Fry or bake these classic churros, coated in cinnamon sugar, perfect for parties or a sweet treat.
Author:zoe-thompson
Prep Time:15 min
Cook Time:10 min
Total Time:25 min
Yield:12-15 churros 1x
Category:Dessert
Method:Frying or Baking
Cuisine:Mexican-inspired
Diet:Vegetarian
Ingredients
Scale
1 cup water
1/2 cup unsalted butter, cut into pieces
1/4 teaspoon salt
1 cup all-purpose flour
2 large eggs
1 teaspoon vanilla extract
Vegetable oil, for frying
1/2 cup granulated sugar
1 teaspoon ground cinnamon
Optional: Chocolate sauce, for dipping
Instructions
In a medium saucepan, combine water, butter, and salt. Bring to a boil over medium heat.
Remove from heat and add flour all at once. Stir vigorously with a wooden spoon until a smooth dough forms and pulls away from the sides of the pan.
Return the pan to low heat and cook, stirring constantly, for 1 minute to dry out the dough.

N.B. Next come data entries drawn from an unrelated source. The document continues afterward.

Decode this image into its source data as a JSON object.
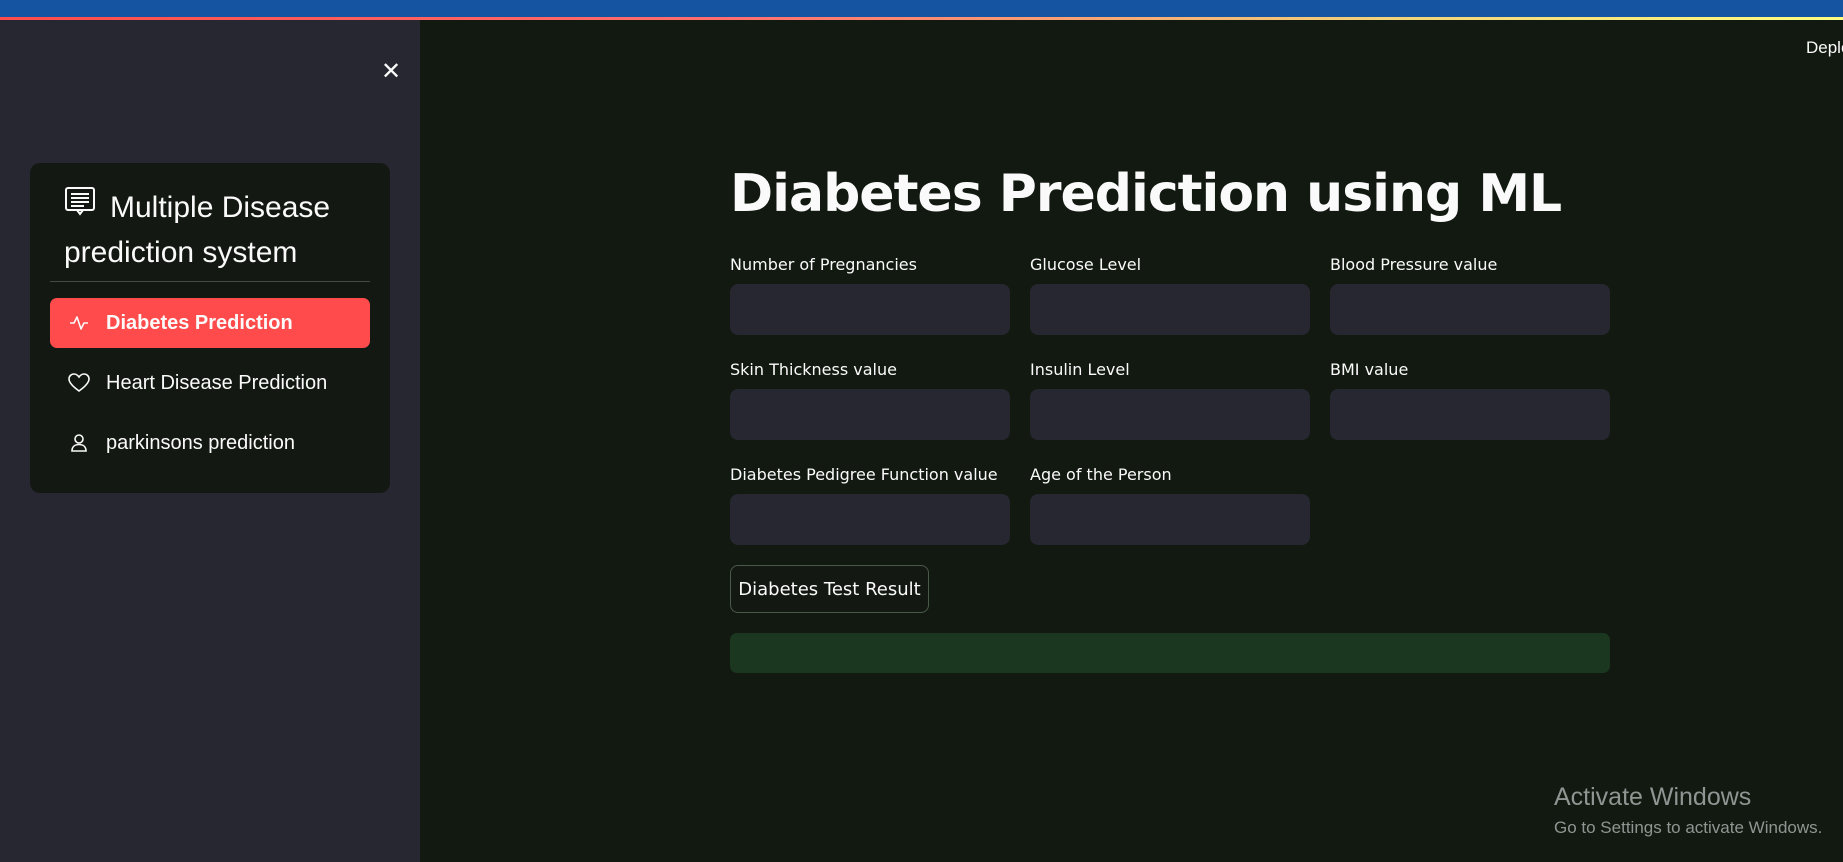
{
  "topbar": {
    "colors": {
      "bar": "#1554a0",
      "gradient_start": "#ff4b4b",
      "gradient_end": "#fffd80"
    }
  },
  "sidebar": {
    "close_icon": "close-icon",
    "menu": {
      "title": "Multiple Disease prediction system",
      "title_icon": "document-list-icon",
      "items": [
        {
          "label": "Diabetes Prediction",
          "icon": "activity-icon",
          "active": true
        },
        {
          "label": "Heart Disease Prediction",
          "icon": "heart-icon",
          "active": false
        },
        {
          "label": "parkinsons prediction",
          "icon": "person-icon",
          "active": false
        }
      ],
      "active_color": "#ff4b4b"
    }
  },
  "header": {
    "deploy_label": "Deplo"
  },
  "main": {
    "title": "Diabetes Prediction using ML",
    "fields": [
      {
        "label": "Number of Pregnancies",
        "value": ""
      },
      {
        "label": "Glucose Level",
        "value": ""
      },
      {
        "label": "Blood Pressure value",
        "value": ""
      },
      {
        "label": "Skin Thickness value",
        "value": ""
      },
      {
        "label": "Insulin Level",
        "value": ""
      },
      {
        "label": "BMI value",
        "value": ""
      },
      {
        "label": "Diabetes Pedigree Function value",
        "value": ""
      },
      {
        "label": "Age of the Person",
        "value": ""
      }
    ],
    "submit_label": "Diabetes Test Result",
    "result_text": "",
    "result_color": "#1c3720"
  },
  "watermark": {
    "title": "Activate Windows",
    "subtitle": "Go to Settings to activate Windows."
  }
}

Transfer the dough to a large bowl. Let it cool for 5 minutes.
Beat in the eggs one at a time, mixing well after each addition until fully incorporated. Stir in the vanilla extract.
For frying: Heat 2-3 inches of vegetable oil in a heavy-bottomed pot or Dutch oven to 375°F (190°C).
Transfer the dough to a piping bag fitted with a large star tip. Pipe 4-6 inch strips of dough directly into the hot oil, cutting the dough with scissors. Fry in batches for 3-4 minutes per side, until golden brown and puffed.
For baking: Preheat oven to 400°F (200°C). Line a baking sheet with parchment paper. Pipe dough onto the prepared sheet. Bake for 20-25 minutes, or until golden brown.
While churros are still warm, combine sugar and cinnamon in a shallow dish. Toss the churros in the cinnamon-sugar mixture until evenly coated.
Serve immediately with chocolate sauce for dipping.
Notes
For a crispier churro, ensure the oil temperature is correct.
You can prepare the dough ahead of time and refrigerate it for up to 24 hours.
Experiment with different dipping sauces like caramel or dulce de leche.